林嶽臉色微變,被人當眾說中心事,讓他有些不自在。
他強壓下心頭的慌亂,冷哼一聲:“丁浩學藝不精,輸了便輸了,有什麼冤不冤的。”
“隻是你既在我青雲宗演武台上動手,總該明白此地的規矩。”
“想帶著這麼多彩頭走,得先問問我青雲宗的弟子答不答應!”
這話倒是說得巧妙,既沒直接否認想切磋的意思,又把理由往“宗門規矩”上靠。
瞬間顯得底氣足了不少,台下不少弟子,立刻跟著附和起來。
“林嶽師兄說得對!”
“是啊!哪有贏了就想直接走的道理!”
“就是!贏了我們這麼多靈石,想拍拍屁股就走?沒門!”
“林嶽師兄快教訓他!把我們的靈石都拿回來!”
眾人你一言我一語,看向葉辰的目光裡除了不服,更多了幾分肉痛。
那堆靈石裡,可都是他們省吃儉用攢下的多年積蓄啊。
就被這南域小子輕飄飄的一拳,就全捲走了,誰能甘心?
若林嶽能贏回來,不僅宗門顏麵有光,他們或許還能跟著沾點好處,哪怕隻是拿回本金也好。
“規矩?”
“方纔那家夥主動挑戰,你們押注在前,動手在後,最後願賭服輸,這便是規矩。”
“怎麼,到了你們這裡,輸了不認賬,還要輪番上陣糾纏不休,纔算合規矩?”
葉辰扯了扯嘴角,眼神驟然冷了幾分,聲音不高,卻清晰地傳遍了整個演武場。
一句話,如同冷水澆頭,瞬間讓那些附和的聲音小了下去。
是啊,丁浩確實是主動挑戰,下注也是他們自願的。
現在輸了,人家要拿彩頭走,本就天經地義。
林嶽這時候跳出來,確實有點“輸不起”的嫌疑。
林嶽臉色更沉,被葉辰幾句話堵得啞口無言,隻能硬著頭皮道:“休要逞口舌之快!你若真有本事,便再接我一劍!”

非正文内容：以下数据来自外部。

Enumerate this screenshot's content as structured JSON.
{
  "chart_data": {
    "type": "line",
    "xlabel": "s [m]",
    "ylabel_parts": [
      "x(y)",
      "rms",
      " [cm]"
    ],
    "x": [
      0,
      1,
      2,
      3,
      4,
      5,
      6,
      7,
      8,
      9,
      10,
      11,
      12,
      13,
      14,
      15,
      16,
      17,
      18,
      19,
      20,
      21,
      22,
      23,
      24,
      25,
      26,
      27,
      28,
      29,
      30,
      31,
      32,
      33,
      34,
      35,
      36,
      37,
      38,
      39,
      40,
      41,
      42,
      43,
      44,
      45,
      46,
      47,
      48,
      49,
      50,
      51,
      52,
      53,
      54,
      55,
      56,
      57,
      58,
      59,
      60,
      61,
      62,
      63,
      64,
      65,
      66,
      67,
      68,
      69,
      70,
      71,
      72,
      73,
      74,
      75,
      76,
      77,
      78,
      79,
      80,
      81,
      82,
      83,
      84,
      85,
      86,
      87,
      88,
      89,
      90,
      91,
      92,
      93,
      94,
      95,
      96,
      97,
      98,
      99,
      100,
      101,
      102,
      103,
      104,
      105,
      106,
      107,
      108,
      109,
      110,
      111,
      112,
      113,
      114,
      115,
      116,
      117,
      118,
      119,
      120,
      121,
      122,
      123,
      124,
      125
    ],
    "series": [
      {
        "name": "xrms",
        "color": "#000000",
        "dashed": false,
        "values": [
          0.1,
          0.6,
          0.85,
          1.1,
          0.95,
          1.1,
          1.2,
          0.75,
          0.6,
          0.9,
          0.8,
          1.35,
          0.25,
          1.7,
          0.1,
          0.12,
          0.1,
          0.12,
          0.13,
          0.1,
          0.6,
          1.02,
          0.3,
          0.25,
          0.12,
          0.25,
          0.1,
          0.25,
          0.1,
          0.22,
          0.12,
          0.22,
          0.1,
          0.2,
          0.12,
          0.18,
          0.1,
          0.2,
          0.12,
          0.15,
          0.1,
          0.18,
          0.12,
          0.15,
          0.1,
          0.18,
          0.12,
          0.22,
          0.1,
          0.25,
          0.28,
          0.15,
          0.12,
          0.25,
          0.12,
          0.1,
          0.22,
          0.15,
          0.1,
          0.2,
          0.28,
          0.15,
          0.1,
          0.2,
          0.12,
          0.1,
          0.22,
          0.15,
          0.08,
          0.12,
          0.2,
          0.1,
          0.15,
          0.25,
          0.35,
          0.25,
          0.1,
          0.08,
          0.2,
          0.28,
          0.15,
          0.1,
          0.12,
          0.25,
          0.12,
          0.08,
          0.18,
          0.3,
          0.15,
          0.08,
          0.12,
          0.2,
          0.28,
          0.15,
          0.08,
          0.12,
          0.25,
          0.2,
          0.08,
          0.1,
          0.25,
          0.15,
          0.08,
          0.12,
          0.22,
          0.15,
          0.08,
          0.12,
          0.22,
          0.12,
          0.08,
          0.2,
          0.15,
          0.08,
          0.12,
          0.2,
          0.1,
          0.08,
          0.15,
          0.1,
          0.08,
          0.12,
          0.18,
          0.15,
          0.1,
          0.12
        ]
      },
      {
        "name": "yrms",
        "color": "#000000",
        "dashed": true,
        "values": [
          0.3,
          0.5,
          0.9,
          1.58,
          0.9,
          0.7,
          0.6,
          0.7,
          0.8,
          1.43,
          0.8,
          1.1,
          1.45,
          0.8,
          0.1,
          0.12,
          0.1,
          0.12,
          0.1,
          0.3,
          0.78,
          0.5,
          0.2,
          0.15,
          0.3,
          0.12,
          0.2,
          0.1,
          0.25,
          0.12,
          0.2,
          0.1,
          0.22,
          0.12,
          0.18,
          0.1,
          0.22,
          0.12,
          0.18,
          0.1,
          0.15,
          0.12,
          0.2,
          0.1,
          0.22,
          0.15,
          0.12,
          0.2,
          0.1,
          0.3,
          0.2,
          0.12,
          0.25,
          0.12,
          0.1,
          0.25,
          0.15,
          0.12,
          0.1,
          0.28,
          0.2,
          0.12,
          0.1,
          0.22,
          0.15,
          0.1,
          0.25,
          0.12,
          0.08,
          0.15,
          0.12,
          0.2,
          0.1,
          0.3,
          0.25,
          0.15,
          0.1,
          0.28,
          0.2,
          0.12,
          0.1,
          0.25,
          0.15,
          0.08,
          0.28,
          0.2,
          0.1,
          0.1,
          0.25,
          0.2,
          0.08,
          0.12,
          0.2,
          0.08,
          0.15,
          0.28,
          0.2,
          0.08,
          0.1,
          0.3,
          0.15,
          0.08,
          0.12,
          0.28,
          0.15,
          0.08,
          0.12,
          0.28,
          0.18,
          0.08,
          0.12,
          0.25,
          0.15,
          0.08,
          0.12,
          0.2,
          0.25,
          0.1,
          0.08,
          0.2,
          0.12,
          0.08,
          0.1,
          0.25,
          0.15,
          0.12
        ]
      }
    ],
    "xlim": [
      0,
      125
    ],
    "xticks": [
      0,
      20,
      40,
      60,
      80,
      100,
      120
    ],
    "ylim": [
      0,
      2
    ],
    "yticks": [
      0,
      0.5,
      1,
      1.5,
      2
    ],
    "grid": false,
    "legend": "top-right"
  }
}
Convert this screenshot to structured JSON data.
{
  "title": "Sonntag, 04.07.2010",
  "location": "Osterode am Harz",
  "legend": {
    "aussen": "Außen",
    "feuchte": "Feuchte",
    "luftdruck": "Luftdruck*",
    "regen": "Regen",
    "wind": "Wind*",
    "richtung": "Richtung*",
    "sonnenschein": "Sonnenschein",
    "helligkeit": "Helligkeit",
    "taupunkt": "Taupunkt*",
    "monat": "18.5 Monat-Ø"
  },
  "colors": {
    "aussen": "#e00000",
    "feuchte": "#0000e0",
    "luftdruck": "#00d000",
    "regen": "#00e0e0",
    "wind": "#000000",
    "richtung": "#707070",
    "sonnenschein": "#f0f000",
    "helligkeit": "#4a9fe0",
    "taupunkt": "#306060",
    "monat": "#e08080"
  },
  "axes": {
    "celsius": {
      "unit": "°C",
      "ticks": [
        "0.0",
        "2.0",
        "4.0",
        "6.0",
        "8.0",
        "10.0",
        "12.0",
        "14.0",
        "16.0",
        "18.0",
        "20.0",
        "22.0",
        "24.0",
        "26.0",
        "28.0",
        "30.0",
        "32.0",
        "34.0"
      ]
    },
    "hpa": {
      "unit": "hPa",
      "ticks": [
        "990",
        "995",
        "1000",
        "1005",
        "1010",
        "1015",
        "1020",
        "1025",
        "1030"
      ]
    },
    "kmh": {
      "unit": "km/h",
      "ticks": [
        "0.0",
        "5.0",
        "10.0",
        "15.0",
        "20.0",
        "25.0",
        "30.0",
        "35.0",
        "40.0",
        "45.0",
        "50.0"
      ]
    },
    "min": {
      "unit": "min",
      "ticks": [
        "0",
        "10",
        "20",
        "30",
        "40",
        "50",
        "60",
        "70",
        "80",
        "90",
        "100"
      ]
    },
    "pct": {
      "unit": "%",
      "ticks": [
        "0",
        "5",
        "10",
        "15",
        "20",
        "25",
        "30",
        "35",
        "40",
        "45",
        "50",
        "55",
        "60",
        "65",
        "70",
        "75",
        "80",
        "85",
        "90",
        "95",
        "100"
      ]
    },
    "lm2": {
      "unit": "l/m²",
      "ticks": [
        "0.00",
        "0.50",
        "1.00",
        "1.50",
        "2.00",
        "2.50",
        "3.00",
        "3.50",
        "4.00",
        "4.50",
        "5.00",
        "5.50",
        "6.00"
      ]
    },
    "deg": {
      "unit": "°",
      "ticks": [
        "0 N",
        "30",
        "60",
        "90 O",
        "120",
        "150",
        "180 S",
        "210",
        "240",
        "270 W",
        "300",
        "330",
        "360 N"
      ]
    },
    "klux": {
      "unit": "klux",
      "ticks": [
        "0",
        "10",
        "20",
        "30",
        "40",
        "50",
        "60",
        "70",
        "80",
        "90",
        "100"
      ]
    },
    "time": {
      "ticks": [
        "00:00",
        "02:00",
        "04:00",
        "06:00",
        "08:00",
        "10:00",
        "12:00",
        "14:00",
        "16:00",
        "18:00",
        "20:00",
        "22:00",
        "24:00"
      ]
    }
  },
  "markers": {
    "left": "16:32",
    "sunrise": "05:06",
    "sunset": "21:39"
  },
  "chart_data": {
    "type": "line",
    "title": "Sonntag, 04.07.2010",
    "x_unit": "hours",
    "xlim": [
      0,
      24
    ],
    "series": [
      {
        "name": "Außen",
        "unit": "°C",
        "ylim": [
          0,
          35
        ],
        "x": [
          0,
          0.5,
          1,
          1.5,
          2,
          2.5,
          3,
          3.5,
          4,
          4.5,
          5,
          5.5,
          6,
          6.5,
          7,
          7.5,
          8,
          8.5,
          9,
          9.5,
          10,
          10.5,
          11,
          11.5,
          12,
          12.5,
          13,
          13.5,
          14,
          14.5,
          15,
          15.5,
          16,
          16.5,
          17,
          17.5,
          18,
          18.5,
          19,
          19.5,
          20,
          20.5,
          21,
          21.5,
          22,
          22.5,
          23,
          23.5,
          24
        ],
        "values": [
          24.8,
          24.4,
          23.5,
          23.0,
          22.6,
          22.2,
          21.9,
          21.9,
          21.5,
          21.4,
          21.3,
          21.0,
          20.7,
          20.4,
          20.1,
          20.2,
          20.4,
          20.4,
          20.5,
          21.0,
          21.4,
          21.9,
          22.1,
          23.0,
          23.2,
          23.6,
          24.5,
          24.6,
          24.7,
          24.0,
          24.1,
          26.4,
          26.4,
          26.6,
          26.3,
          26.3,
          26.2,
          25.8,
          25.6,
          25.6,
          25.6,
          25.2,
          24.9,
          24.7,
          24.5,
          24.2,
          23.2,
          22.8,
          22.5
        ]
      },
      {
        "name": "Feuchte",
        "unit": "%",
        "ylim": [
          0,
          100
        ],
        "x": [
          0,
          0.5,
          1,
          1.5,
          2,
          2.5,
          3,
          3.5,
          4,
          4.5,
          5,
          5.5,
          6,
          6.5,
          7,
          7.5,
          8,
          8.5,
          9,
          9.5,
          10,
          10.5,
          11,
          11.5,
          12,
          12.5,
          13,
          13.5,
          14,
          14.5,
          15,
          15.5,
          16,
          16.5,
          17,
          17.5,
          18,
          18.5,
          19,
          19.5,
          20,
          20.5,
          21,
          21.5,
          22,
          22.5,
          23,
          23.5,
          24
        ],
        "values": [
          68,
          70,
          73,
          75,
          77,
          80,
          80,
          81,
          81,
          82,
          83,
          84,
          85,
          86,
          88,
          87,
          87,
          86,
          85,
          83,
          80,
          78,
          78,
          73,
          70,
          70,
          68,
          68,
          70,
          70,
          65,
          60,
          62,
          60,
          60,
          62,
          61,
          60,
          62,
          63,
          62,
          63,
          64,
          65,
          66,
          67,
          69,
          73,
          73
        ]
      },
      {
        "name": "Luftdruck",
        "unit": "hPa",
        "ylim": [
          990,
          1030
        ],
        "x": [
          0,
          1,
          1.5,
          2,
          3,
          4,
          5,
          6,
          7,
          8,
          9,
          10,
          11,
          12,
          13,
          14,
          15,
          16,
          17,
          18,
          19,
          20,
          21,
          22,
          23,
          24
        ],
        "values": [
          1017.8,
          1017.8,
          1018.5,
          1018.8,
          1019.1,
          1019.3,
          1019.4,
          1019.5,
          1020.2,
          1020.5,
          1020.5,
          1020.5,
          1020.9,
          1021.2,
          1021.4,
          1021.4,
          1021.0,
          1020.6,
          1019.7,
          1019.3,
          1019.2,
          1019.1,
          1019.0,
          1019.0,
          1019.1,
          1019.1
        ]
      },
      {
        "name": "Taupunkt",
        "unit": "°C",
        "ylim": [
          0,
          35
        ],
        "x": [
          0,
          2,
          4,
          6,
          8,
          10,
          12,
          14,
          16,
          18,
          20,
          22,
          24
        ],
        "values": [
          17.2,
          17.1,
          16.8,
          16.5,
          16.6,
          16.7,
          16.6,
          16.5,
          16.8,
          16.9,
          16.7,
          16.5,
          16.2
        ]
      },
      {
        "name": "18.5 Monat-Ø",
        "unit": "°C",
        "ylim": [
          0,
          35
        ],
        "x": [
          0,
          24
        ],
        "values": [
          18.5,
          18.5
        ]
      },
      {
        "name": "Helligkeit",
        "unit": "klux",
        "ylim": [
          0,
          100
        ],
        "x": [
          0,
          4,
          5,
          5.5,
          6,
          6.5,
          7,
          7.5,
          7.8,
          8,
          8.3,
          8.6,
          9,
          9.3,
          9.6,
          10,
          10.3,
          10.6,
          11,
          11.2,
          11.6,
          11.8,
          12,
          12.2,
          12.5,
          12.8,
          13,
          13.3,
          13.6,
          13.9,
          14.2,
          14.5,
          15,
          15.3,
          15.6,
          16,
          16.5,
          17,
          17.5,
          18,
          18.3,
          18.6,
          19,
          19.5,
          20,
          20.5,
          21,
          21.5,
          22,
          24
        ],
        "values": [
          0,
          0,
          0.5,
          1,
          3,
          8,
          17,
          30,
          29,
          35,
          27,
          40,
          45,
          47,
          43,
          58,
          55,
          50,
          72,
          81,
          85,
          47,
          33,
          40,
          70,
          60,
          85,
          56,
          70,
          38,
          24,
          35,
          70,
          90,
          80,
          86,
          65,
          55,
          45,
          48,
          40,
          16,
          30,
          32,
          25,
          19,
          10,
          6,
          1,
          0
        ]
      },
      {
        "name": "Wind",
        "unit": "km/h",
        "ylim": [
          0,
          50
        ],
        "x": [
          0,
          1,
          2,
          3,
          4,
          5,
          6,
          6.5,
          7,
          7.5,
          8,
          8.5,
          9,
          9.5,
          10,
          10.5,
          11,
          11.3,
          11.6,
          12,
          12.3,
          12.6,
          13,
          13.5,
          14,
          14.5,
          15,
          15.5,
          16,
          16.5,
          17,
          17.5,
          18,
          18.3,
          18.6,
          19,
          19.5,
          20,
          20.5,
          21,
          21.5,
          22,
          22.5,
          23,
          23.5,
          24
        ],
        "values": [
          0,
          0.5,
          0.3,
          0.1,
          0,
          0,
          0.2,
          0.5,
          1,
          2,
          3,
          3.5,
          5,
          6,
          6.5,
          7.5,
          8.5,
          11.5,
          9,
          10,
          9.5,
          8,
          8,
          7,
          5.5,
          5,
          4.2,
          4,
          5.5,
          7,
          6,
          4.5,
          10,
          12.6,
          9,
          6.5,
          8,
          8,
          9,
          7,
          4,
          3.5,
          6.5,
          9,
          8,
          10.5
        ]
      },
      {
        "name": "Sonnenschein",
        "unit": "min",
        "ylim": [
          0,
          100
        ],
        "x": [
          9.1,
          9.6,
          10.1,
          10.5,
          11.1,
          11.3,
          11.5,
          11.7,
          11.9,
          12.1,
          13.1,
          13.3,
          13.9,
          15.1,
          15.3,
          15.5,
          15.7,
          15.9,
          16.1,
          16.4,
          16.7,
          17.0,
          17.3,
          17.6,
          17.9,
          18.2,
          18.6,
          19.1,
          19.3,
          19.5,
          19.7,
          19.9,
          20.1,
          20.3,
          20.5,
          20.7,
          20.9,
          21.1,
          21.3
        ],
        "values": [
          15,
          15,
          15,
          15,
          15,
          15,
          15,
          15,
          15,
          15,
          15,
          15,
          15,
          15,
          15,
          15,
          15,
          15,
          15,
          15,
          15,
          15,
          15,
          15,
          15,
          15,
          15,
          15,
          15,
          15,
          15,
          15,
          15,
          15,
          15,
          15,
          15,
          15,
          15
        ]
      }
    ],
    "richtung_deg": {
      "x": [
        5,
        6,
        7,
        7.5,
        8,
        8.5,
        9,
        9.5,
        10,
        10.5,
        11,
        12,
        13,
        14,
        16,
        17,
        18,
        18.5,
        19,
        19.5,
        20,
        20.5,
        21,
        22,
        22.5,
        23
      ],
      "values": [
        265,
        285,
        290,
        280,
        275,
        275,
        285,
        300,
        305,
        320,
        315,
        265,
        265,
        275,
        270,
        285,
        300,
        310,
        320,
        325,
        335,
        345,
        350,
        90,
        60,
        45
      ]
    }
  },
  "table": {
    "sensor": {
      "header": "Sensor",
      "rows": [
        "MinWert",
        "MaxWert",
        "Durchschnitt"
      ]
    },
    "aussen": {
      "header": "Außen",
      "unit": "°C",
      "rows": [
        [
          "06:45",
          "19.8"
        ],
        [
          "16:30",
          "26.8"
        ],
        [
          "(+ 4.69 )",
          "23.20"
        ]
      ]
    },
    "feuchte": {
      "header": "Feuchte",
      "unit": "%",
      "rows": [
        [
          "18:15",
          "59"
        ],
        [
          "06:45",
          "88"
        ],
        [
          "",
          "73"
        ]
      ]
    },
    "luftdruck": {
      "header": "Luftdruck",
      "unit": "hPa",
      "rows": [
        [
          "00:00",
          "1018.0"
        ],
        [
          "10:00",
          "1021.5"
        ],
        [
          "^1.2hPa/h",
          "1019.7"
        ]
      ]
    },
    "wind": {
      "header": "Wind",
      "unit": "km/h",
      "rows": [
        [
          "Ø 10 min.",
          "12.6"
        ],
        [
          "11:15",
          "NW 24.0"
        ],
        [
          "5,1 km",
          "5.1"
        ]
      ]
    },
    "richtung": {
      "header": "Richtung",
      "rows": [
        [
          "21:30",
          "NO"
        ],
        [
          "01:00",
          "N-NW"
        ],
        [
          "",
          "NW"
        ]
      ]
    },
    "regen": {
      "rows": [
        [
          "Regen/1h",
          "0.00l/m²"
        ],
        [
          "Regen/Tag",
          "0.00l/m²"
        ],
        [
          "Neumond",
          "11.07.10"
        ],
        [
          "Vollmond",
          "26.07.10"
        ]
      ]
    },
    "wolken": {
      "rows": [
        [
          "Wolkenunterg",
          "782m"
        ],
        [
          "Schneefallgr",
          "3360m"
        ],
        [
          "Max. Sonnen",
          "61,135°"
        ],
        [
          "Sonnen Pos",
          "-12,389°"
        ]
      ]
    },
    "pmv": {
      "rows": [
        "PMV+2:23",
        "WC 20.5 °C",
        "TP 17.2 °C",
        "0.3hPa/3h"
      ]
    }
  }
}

“贏了,靈石你儘管帶?。輸了,就得留下東西,給我青雲宗弟子一個交代!”
“好啊,你想再打一場也可以。”
葉辰挑眉,語氣閒散,伸手指了指:
“贏了,那些靈石你們拿回去,我分文不取。”
周圍弟子頓時一陣騷動,眼神裡的期待幾乎要溢位來。
聽到葉辰鬆口,隻覺得“失而複得”的希望就在眼前,連呼吸都跟著急促起來。